‘When you see the rest of the material you may not care what the Exarch thinks,’ Simon said. ‘You will find that I’ve brought you a high alliance – though it was Gro’s own horns getting it to you.’
‘I had begun to suspect as much. Mr de Kuyl -1 must assume you are still he, for sanity’s sake – that act of surrender was the most elegant gesture I have ever seen. That alone convinced me that you were indeed the Traitor-in-chief of High Earth and no other.’
‘Why, so I was,’ Simon said. ‘But if you will excuse me now, I think I am about to be somebody else.’
With a mixture of politeness and alarm Valkol left him. It was none too soon. He had a bad taste in his mouth which had nothing to do with his ordeals… and, though nobody knew better than he how empty all vengeance is, an inexpungeable memory of Jillith.

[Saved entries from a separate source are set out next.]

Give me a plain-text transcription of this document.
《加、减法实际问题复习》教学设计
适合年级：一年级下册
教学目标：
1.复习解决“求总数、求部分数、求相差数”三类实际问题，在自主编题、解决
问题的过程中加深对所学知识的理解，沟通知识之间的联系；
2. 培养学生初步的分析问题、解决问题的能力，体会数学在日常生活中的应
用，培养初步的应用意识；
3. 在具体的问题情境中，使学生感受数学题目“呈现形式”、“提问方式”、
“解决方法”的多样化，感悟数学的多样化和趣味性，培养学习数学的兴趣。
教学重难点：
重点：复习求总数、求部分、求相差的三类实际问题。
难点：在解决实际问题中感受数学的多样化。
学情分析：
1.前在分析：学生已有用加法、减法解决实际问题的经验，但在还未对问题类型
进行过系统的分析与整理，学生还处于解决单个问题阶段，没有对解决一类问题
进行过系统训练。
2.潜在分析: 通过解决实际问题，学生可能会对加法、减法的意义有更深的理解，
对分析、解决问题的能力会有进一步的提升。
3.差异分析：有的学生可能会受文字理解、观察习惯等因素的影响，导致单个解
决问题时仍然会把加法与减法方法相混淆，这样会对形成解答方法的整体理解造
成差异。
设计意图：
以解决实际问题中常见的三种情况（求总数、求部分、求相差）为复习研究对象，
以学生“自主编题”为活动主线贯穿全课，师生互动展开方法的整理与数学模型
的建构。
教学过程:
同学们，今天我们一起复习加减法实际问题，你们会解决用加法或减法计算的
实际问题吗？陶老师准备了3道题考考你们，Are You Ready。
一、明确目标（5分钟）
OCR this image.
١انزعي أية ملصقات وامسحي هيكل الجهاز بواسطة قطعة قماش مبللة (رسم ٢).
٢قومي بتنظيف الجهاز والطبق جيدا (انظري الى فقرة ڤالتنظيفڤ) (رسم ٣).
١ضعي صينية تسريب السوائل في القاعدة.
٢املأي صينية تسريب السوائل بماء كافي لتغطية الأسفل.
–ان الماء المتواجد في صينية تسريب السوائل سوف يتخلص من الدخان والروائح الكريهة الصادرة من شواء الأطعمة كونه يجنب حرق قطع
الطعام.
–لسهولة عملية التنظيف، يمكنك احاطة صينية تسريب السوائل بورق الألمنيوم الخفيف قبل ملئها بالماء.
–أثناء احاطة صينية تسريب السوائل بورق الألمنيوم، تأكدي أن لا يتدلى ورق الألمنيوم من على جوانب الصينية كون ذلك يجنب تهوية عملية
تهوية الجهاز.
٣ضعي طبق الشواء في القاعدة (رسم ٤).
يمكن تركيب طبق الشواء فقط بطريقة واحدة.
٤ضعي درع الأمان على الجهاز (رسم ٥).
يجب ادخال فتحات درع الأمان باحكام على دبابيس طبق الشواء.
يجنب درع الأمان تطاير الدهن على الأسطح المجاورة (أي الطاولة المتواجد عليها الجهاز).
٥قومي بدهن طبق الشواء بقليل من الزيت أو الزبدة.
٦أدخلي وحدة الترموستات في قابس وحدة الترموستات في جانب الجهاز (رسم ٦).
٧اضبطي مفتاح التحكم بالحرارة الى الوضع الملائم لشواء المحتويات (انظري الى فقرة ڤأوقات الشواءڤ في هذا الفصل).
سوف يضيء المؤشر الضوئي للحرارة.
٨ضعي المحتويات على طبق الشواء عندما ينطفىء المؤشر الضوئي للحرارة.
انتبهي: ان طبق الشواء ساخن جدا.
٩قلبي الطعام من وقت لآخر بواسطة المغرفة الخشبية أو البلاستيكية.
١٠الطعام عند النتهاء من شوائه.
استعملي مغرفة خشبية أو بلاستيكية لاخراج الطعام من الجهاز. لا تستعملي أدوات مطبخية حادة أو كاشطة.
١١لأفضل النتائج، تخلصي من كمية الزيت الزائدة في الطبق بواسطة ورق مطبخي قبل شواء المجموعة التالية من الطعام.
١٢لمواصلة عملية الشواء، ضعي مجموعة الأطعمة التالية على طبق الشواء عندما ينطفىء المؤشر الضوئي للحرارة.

Maybe, he thought, ‘Justice is Love’ after all – not a matter of style, but of spirit. He had expected all these questions to vanish when the antidote took full hold, wiped into the past with the personalities who had done what they had done; but they would not vanish; they were himself.
He had won, but obviously he would never be of use to High Earth again.
In a way, this suited him. A man did not need the transduction serum to be divided against himself. He still had many guilts to accept, and not much left of a lifetime to do it in.
While he was waiting, perhaps he could learn to play the sareh.